91ª Sessão Ordinária - 13/10/2009
O SR. DEPUTADO DARCI DE MATOS - Sr. presidente, desejo, com grande alegria, com muito respeito, saudar os srs. deputados, deputadas, os telespectadores da TVAL, os ouvintes da Rádio Alesc Digital, os senhores e as senhoras.
Sr. presidente, utilizo o horário do meu partido para fazer rapidamente duas observações que julgo da maior importância. E a primeira diz respeito ao discurso do deputado, companheiro, amigo, Joares Ponticelli.
Deputado Joares Ponticelli, eu faço parte da base do governo, com muita honra, e tenho entendido que este governo tem feito uma grande administração em todos os aspectos em Santa Catarina, mas eu não posso deixar de manter a minha coerência, que sempre carreguei durante a minha curta carreira política, e concordar com as observações que v.exa. fez desta tribuna no que diz respeito ao baixo salário dos delegados de Santa Catarina.
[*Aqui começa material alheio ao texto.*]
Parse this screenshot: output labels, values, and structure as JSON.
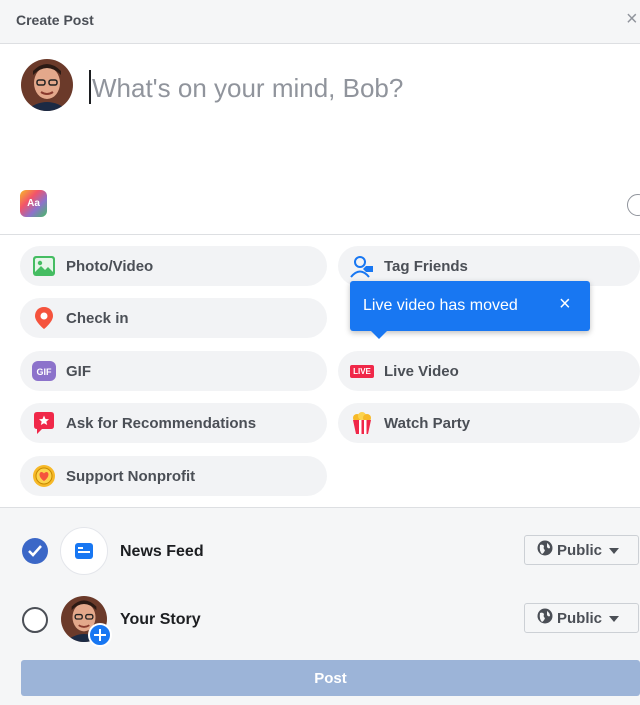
{
  "header": {
    "title": "Create Post",
    "close_label": "×"
  },
  "composer": {
    "placeholder": "What's on your mind, Bob?",
    "text_format_label": "Aa"
  },
  "options": {
    "photo_video": "Photo/Video",
    "tag_friends": "Tag Friends",
    "check_in": "Check in",
    "gif": "GIF",
    "live_video": "Live Video",
    "live_badge": "LIVE",
    "ask_recommendations": "Ask for Recommendations",
    "watch_party": "Watch Party",
    "support_nonprofit": "Support Nonprofit"
  },
  "tooltip": {
    "text": "Live video has moved",
    "close_label": "×"
  },
  "audience": {
    "news_feed": {
      "label": "News Feed",
      "privacy": "Public",
      "checked": true
    },
    "your_story": {
      "label": "Your Story",
      "privacy": "Public",
      "checked": false
    }
  },
  "post_button": "Post",
  "colors": {
    "accent": "#1877f2",
    "post_disabled": "#9cb4d8",
    "option_bg": "#f2f3f5"
  }
}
Com todo o respeito que tenho ao nosso governo, que é um grande governo, mas no que diz respeito aos delegados de Santa Catarina, realmente, deputado Antônio Aguiar, eles têm o menor salário do Brasil. Isso é fato e contra fatos não há argumentos!
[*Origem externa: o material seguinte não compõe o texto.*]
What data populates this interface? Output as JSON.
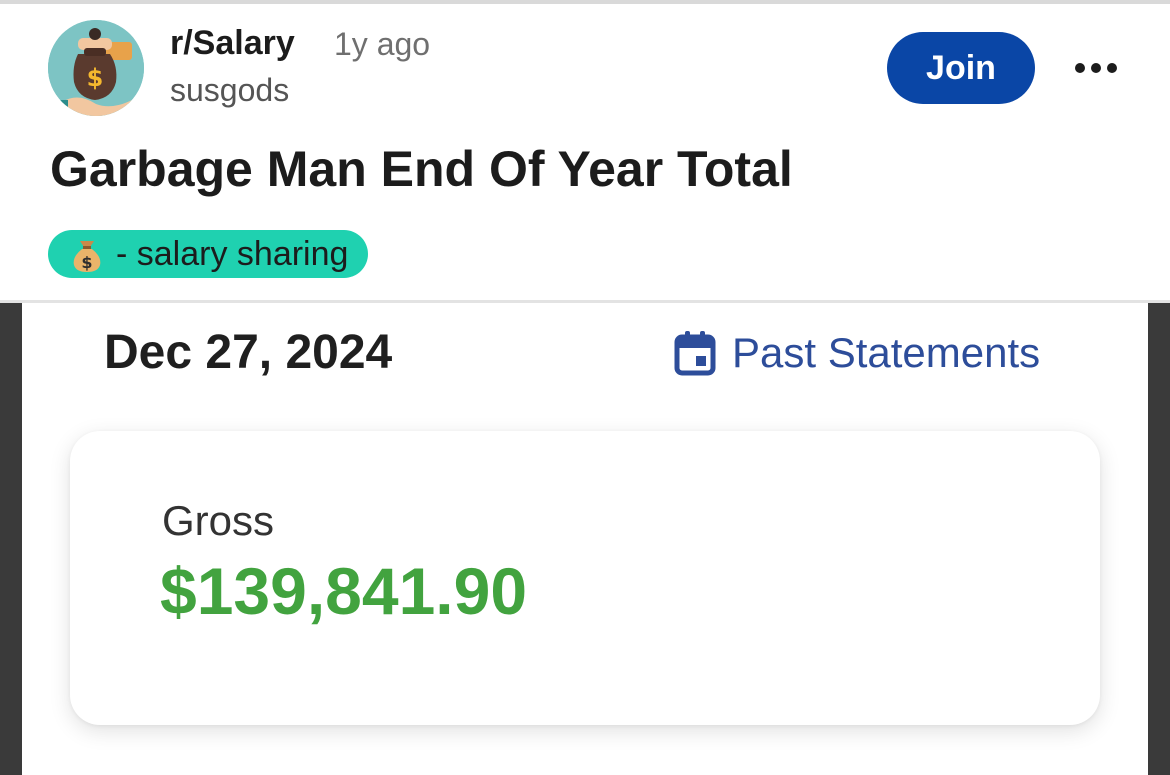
{
  "post": {
    "subreddit": "r/Salary",
    "time_ago": "1y ago",
    "author": "susgods",
    "join_label": "Join",
    "title": "Garbage Man End Of Year Total",
    "flair": "- salary sharing"
  },
  "statement": {
    "date": "Dec 27, 2024",
    "past_statements_label": "Past Statements",
    "gross_label": "Gross",
    "gross_amount": "$139,841.90"
  },
  "colors": {
    "join_button": "#0a46a6",
    "flair_background": "#1fd1b0",
    "gross_amount": "#42a33f",
    "link_blue": "#2d4d9a"
  },
  "icons": {
    "avatar": "money-bag-hand-icon",
    "more": "more-dots-icon",
    "flair": "money-bag-icon",
    "past_statements": "calendar-icon"
  }
}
Um salário de R$ 4.700,00 para delegados em início de carreira, deputado Adherbal Deba Cabral, e de R$ 6.400,00 para delegados de segunda entrância, é poço! Alguém até poderia dizer: "Ah, mas eles recebem R$ 9 mil". Recebem esse valor porque fazem hora extra, e eu disse ao nosso governador, numa reunião oficial da base do governo, que hora extra não é salário. Hora extra é um serviço adicional que cada servidor presta, quando o seu salário não consegue subsidiar o seu dia-a-dia.
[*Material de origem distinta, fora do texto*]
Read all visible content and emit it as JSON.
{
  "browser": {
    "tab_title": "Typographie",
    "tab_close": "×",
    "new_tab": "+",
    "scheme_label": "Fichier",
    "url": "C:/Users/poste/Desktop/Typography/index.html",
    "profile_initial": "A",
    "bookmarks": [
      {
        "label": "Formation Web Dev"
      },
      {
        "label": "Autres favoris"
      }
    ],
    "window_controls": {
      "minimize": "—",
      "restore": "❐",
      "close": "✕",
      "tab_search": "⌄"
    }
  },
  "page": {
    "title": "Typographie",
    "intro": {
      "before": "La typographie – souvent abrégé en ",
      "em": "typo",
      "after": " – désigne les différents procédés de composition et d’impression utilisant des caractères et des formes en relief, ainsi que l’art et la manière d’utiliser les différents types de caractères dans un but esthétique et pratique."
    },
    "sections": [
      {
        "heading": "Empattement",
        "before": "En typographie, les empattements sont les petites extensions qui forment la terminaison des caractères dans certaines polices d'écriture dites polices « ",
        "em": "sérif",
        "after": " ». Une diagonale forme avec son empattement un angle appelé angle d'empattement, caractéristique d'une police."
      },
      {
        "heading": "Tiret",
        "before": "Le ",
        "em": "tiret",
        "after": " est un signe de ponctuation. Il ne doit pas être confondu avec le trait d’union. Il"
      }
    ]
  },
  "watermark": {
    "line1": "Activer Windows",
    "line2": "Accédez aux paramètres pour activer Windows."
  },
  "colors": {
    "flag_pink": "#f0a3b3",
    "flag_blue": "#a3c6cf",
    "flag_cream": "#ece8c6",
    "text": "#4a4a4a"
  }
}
Dito isso, devo dizer que, como presidente da comissão de Segurança Pública da Assembleia Legislativa, sr. presidente, eu tenho que externar a minha posição, pois amanhã vou receber a direção da Associação dos Delegados de Santa Catarina e levarei esse assunto à minha bancada e também adiante. E faço um apelo ao secretário da Fazenda, dr. Antônio Gavazzoni, ao secretário da Administração, ao governador Luiz Henrique da Silveira, à cúpula deste governo, para que façam um esforço a mais e melhorem o salário dos delegados que cumprem a sua missão de promover a investigação em Santa Catarina, que fazem a instrução dos processos. E os processos só têm êxito para colocar os bandidos atrás das grades se, instruídos pelos delegados, forem bem feitos. E para isso eles precisam ser bem pagos.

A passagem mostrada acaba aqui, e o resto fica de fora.